X[0] if len(X) == 1: If the length of X is 1 (i.e., X contains only one element), the function returns the first (and only) element of X.
else f([X[0], insert(f)(X[1:])]): If X contains more than one element, the function calls another function f with a list as an argument. This list contains the first element of X and the result of calling the function insert(f) with the rest of X (i.e., X without its first element) as an argument.

index functions

def idx_0(X):
    return X[0]

def idx_1(X):
    return X[1]

The indexing functions given a list, X as shown above are simple to understand.

distl function

def distl(X):
    assert len(X) == 2
    return [[X[0], z] for z in X[1]]

distl(X), is designed to distribute the first element of a list X with each element in the second element of X, which is expected to be a list itself.

Here’s a breakdown of how the function works:

The function takes one argument, X, which is expected to be a list of two elements. The first element can be of any type, and the second element should be a list.
The assert len(X) == 2 statement ensures that X has exactly two elements. If X has more or fewer than two elements, the function will raise an AssertionError.
The list comprehension [[X[0], z] for z in X[1]] creates a new list. For each element z in the second element of X (which is a list), it creates a new list [X[0], z] and adds this list to the new list.

distr function

def distr(X):
    assert len(X) == 2
    return [[y, X[1]] for y in X[0]]

This must be obvious to decipher after reading the above explianation.

cat function

def cat(*fns):
    return lambda X: [fn(X) for fn in fns]

This Python function, cat(*fns), is designed to create a new function that applies a list of functions to an input. Here’s a breakdown of how it works:

The function takes any number of arguments, *fns, which are expected to be functions.

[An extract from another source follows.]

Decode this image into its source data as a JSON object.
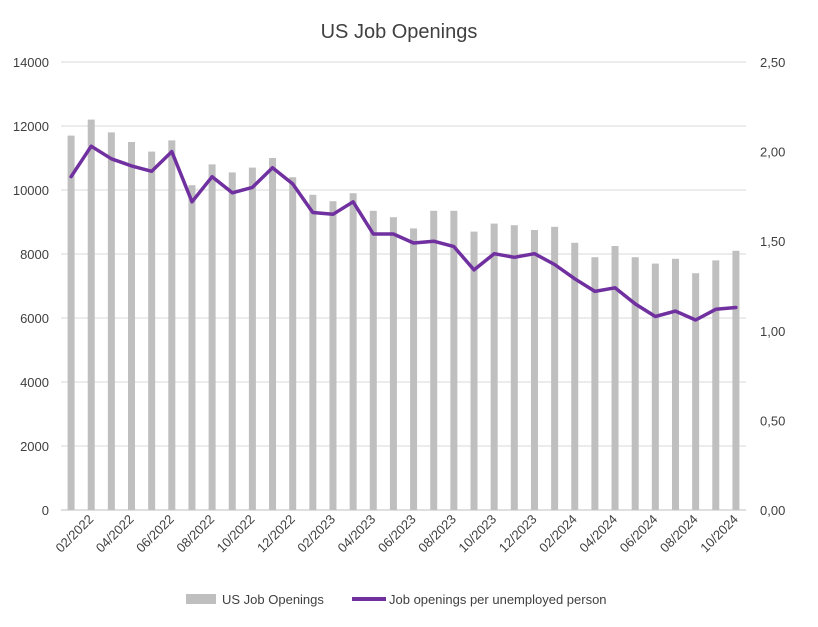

The * operator in the function definition allows for a variable number of arguments to be passed.
It returns a lambda function, which takes one argument X.
This lambda function applies each function in fns to X and returns a list of the results.

Example:

def square(x):
    return x**2

def cube(x):
    return x**3

f = cat(square, cube)
print(f(2))  # prints [4, 8]

understanding execution of mat mul

So, now we can see how it all ties up to implement mat mul, which is the basic building block of all machine learning and deep learning algorithms and model inferencing.

MM = comp(
    alpha(alpha (IP)),
    alpha(distl),
    distr,
    cat(idx_0, comp(trans, idx_1))
)

cat(idx_0, comp(trans, idx_1)): This function takes a list X as input and returns a new list.

The first element of the new list is the first element of X (obtained by idx_0(X)), and the second element is the transpose of the second element of X (obtained by comp(trans, idx_1)(X)).

distr: This function takes a list X as input, where X is expected to have exactly two elements. It returns a new list where each element is a list containing an element from the first element of X and the second element of X.

alpha(distl): This function applies the distl function to each element in a list X.

alpha(alpha (IP)): This function applies the IP function twice to each element in a list X.